Marinated Filet Mignon

Brennan's Steakhouse Recipe

Serves 4

4 (14 oz.) filets mignon
6 mushrooms, sliced
2 slices bacon, quartered
salt and pepper

1 teaspoon crushed black peppercorns
3 bay leaves
1/2 teaspoon allspice
5 each cloves
1 cup brandy
1 cup burgundy wine
1 cup vegetable oil

1/2 cup butter
3 tablespoons flour
2 cups beef stock
1 cup marinade
16 whole mushrooms

Make two slits in each filet, about 3 inches long and not quite to the underside. Stuff these with slices of mushroom, bacon pieces and salt and pepper.

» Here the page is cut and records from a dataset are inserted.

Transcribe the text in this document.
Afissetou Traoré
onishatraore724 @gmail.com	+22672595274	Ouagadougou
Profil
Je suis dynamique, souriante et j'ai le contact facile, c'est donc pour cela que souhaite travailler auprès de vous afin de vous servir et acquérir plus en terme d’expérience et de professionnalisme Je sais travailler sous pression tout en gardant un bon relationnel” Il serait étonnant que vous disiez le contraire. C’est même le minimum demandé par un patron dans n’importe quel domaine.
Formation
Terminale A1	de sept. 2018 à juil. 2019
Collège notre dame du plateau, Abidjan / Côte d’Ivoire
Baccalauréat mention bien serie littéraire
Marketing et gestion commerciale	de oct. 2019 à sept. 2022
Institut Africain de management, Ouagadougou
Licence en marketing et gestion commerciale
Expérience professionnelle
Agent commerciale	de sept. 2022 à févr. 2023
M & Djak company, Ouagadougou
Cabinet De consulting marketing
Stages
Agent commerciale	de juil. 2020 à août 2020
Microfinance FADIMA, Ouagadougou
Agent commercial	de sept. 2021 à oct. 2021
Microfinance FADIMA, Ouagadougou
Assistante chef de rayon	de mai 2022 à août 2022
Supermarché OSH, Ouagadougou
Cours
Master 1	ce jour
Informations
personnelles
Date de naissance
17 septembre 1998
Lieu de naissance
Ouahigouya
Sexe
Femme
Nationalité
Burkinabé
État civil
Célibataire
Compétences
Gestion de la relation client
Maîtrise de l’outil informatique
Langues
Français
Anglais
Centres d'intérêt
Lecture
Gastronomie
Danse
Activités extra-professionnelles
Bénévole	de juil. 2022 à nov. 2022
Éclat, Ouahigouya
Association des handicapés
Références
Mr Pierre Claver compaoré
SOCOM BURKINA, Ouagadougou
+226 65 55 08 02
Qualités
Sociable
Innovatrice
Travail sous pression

Make marinade in a large baking pan or dish by combining the peppercorns, bay leaves, allspice, cloves, brandy, burgundy and vegetable oil. Place prepared filets in this mixture and refrigerate for 24 hours or more.  Remove and drain filets, when ready to cook. Grill according to taste, rare, medium or well done.

To make a sauce to cover meat, melt the butter in a small saucepan. Stir in flour and brown. Blend in until smooth, the beef stock and marinade. Stir in mushrooms and heat through. Pour sauce over filets. Decorate with parsley and onion rings.